WARTAALENGKA, Cianjur - Ketegangan antara dunia akademik dan
kekuasaan politik memuncak setelah pemerintah Amerika Serikat di bawah Presiden
Donald Trump memberlakukan larangan sementara bagi Universitas Harvard untuk
menerima mahasiswa asing. Kebijakan kontroversial ini langsung memicu kecaman
luas dari komunitas akademik global dan menuai gugatan hukum dari pihak
Harvard.
Larangan tersebut diumumkan oleh
Departemen Keamanan Dalam Negeri AS pada pertengahan Mei 2025, dengan alasan
keamanan nasional dan tuduhan bahwa Harvard telah gagal menindak tegas dugaan
antisemitisme di lingkungan kampus.
Pemerintah menuduh Harvard sebagai
institusi yang mengabaikan keselamatan mahasiswa Yahudi dan menentang
nilai-nilai Amerika. Dalam pernyataan resmi, Presiden Trump menyebut
universitas tersebut sebagai "sarang ekstremisme ideologis" yang
perlu ditertibkan.
Sertifikasi SEVP (Student and Exchange
Visitor Program) Harvard pun dicabut, yang berarti universitas ini tidak lagi
memiliki wewenang untuk menerima mahasiswa internasional—baik baru maupun yang
sedang menempuh studi.
Padahal, mahasiswa asing di Harvard
mencakup sekitar 27% dari total populasi kampus. Keputusan ini otomatis
berdampak pada ribuan mahasiswa yang tengah bersiap memasuki tahun ajaran baru.

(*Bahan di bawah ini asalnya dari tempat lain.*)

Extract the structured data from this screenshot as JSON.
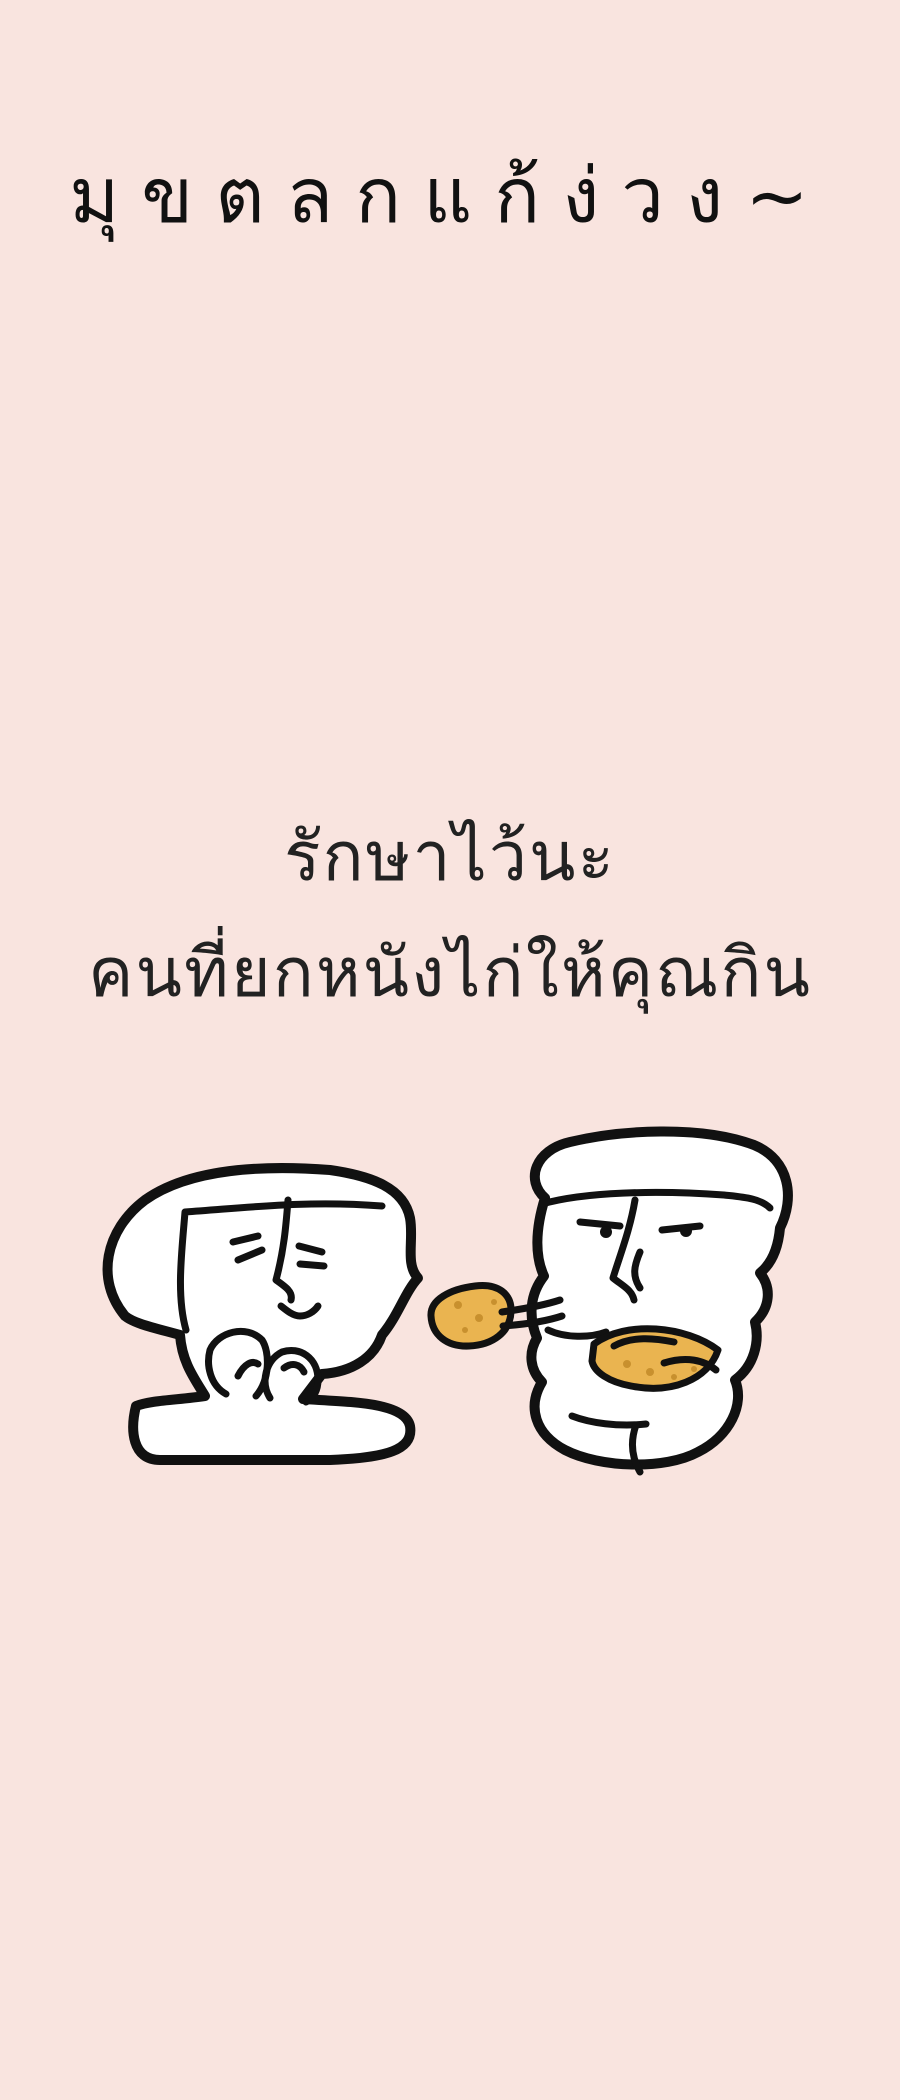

Tindakan pemerintah ini tidak hanya
memicu protes dari Harvard, tetapi juga dari berbagai perguruan tinggi top
lainnya di AS, termasuk MIT, Stanford, dan Yale, yang menyatakan solidaritas
terhadap Harvard.
Pihak Harvard menanggapi dengan cepat.
Mereka menggugat pemerintah federal ke pengadilan, menuding larangan ini
sebagai bentuk serangan politik terhadap otonomi akademik dan diskriminasi
terhadap mahasiswa asing.
Dalam gugatan tersebut, Harvard
menekankan bahwa kebijakan ini melanggar Amandemen Pertama Konstitusi AS
terkait kebebasan berpendapat, serta Undang-Undang Prosedur Administratif
karena dianggap diputuskan secara sepihak tanpa konsultasi publik.

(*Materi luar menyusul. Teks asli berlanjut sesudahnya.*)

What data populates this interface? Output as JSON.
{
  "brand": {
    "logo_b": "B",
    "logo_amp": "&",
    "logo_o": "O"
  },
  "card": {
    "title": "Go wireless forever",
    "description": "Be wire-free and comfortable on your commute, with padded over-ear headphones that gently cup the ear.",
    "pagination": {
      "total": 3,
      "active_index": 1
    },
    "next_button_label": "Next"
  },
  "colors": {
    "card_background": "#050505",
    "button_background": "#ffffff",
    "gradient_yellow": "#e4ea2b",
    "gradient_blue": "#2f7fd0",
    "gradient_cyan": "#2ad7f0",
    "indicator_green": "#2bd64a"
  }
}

Tak hanya berdampak hukum, keputusan
pemerintah juga mengguncang kehidupan mahasiswa asing. Banyak yang merasa
terancam status pendidikannya, bahkan beberapa mulai mempertimbangkan pindah ke
negara lain seperti Kanada, Inggris, dan Australia.
Penangguhan sementara akhirnya
diputuskan oleh Hakim Distrik AS Allison Burroughs pada 24 Mei 2025. Pengadilan
mengabulkan permintaan Harvard untuk menghentikan pemberlakuan larangan
tersebut selama proses hukum berjalan.
Putusan tersebut disambut lega oleh
ribuan mahasiswa asing yang kini dapat melanjutkan proses pendaftaran. Namun,
suasana kampus tetap penuh ketidakpastian hingga keputusan final keluar dari
pengadilan federal.
Gedung Putih merespons keras. Juru
bicara Presiden menyatakan bahwa perintah hakim adalah bentuk pelanggaran
terhadap hak eksekutif pemerintah dalam menentukan kebijakan imigrasi dan
keamanan nasional.
Tak hanya itu, Trump juga meminta data
lengkap mahasiswa asing Harvard, termasuk asal negara dan status visa mereka,
dengan dalih transparansi dan pengawasan yang lebih ketat.
Sebagai bentuk tekanan tambahan,
pemerintah membekukan dana federal untuk Harvard sebesar 2,7 miliar dolar AS
dan mengancam mencabut status bebas pajak institusi tersebut.
Langkah-langkah ini dipandang banyak
pihak sebagai bentuk balas dendam politik dari Presiden Trump yang belakangan
menunjukkan permusuhan terbuka terhadap institusi-institusi elite yang dianggap
"liberal."
Dari sisi internasional, sejumlah
negara menyatakan kesiapan menampung mahasiswa asing yang terdampak. Beberapa
bahkan mulai menawarkan beasiswa bagi pelajar Harvard yang terpaksa hengkang
dari AS.
Di dalam negeri, organisasi mahasiswa,
profesor, dan alumni turut bersuara. Banyak yang menyebut larangan ini sebagai
bentuk penyalahgunaan kekuasaan yang membahayakan masa depan pendidikan tinggi
AS.
Krisis ini bukan semata tentang
Harvard. Ini juga merupakan cerminan benturan nilai antara kebebasan akademik
dengan politik nasionalisme yang makin menguat dalam era Trump jilid dua.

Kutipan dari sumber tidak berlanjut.